The version of the Mr. Trash Wheel data we’ll use for this class is available here.
UPDATE: a more recent dataset is here.
Mr. Trash Wheel is “a water-wheel vessel that removes trash from the Inner Harbor in Baltimore, Maryland.” It (or he) sits at an intake into the Inner Harbor and intercepts litter and debris carried by the Jones Falls River toward the harbor. It has removed over a million pounds of litter since May 2014!
Adam Lindquist, Director of the Healthy Harbor Initiative, describes the operation of the trash wheel and the data collection process below:
Trash collected by the Trash Wheel is immediately dumped into a dumpster sitting on a separate barge at the back of the device. Each time the dumpster fills it is removed by boat and replaced with an empty dumpster. The full dumpster is transported to a waste-to-energy plant with the trash is incinerated to make electricity for Maryland homes.

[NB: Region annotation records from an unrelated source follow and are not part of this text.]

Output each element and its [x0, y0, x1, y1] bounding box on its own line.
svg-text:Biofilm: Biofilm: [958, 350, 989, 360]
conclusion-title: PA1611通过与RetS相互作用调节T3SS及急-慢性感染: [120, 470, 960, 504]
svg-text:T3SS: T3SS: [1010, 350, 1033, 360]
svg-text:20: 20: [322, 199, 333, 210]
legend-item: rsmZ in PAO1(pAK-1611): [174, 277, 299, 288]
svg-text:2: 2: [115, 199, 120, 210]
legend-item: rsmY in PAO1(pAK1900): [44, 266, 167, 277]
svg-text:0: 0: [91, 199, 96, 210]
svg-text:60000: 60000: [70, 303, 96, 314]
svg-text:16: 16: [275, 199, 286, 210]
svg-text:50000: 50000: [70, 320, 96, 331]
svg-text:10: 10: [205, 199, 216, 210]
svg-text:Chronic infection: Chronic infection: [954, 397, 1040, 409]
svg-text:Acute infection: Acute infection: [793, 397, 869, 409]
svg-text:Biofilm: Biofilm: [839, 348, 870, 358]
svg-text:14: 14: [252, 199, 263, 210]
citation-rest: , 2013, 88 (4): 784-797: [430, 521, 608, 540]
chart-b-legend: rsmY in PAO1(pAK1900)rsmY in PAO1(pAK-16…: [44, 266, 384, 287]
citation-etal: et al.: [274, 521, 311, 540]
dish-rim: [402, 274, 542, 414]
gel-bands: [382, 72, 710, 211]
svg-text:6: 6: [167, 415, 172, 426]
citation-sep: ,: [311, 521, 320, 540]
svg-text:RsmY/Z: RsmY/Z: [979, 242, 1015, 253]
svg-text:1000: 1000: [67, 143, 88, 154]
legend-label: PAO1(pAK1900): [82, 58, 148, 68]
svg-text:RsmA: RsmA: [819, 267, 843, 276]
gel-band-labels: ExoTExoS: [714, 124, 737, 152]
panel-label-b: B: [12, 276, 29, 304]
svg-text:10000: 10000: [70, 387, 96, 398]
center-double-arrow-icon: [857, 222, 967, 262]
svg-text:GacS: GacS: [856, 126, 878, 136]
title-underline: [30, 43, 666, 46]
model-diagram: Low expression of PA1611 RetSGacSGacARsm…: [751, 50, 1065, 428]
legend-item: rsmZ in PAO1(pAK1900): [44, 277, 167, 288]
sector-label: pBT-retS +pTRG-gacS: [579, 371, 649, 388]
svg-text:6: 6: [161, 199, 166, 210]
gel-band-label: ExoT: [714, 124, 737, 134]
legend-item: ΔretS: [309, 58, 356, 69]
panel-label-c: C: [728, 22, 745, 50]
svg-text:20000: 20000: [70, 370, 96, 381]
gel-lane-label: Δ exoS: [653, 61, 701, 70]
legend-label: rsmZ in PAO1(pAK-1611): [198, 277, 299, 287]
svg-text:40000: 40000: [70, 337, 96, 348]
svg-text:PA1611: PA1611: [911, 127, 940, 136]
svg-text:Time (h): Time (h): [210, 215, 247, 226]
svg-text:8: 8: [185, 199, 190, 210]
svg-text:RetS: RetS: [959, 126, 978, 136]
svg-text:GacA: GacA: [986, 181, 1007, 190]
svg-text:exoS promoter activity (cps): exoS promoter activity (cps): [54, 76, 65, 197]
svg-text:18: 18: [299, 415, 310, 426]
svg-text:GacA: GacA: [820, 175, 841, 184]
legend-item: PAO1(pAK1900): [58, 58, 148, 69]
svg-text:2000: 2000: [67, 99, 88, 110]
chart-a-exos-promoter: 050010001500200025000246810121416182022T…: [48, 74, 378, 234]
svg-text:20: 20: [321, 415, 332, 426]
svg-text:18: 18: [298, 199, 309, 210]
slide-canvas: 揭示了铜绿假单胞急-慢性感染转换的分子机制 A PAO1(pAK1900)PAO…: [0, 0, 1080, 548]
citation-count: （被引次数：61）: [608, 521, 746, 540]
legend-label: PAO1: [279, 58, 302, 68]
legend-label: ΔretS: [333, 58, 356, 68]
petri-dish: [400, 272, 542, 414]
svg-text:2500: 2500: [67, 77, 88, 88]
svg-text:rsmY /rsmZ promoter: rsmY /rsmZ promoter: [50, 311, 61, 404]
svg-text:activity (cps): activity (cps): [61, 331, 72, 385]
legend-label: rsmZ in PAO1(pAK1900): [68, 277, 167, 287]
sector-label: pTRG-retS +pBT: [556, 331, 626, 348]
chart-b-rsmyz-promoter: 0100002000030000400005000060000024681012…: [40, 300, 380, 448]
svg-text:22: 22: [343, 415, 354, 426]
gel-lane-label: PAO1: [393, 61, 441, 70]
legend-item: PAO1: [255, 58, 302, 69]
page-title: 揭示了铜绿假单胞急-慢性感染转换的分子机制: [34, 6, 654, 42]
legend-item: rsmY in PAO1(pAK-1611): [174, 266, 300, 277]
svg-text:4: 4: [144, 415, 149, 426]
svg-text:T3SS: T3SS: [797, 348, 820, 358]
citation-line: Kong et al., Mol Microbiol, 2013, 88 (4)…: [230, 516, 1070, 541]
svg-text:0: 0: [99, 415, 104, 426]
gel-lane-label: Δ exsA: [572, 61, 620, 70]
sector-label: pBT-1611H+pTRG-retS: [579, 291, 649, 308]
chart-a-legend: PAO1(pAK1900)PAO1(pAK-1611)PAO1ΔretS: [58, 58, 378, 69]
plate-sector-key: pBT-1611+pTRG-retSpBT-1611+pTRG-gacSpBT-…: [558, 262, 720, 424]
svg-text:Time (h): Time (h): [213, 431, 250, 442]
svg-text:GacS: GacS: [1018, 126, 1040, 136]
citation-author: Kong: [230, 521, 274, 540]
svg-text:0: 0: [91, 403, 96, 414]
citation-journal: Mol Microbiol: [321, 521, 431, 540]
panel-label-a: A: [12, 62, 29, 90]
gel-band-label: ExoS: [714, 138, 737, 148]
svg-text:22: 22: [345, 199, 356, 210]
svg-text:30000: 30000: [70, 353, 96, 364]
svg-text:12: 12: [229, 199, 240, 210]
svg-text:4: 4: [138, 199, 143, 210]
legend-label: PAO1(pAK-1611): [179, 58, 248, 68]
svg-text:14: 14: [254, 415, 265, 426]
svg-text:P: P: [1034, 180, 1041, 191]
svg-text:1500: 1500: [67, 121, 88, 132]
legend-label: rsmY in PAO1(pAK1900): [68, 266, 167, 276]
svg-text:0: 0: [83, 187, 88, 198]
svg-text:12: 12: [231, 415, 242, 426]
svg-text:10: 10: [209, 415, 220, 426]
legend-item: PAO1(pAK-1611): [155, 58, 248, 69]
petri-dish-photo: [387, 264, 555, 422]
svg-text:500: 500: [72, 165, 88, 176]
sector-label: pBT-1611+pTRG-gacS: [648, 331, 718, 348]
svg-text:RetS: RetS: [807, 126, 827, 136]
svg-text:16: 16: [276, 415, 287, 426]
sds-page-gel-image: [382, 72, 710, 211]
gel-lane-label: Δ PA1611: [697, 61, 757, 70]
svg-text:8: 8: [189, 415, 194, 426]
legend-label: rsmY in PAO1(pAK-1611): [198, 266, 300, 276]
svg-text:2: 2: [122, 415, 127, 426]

The amount of trash the device receives is highly dependent on rainfall. When the City receives a large storm we can fill multiple dumpsters in a single day. If it doesn’t rain, it may take days or weeks to fill a single dumpster.
Trash totals are estimated based on observations of what is going up a section of the conveyor belt at various times through the collection process. For example, the beginning of a storm brings more cigarette butts, while the middle of a storm brings more plastic bags. The tail end of a storm brings heavy logs.
Mr. Trash Wheel is on twitter.
Data collected by Mr. Trash Wheel is publicly available as a .xlsx document. The version used linked to above was accessed in June 2017.
The Mr. Trash Wheel spreadsheet is largely self-explanatory, and includes information on the dumpter number, date of collection, amount of total litter and litter type. Additional spreadsheets for Professor Trash wheel and for precipitation amounts are also included in the document.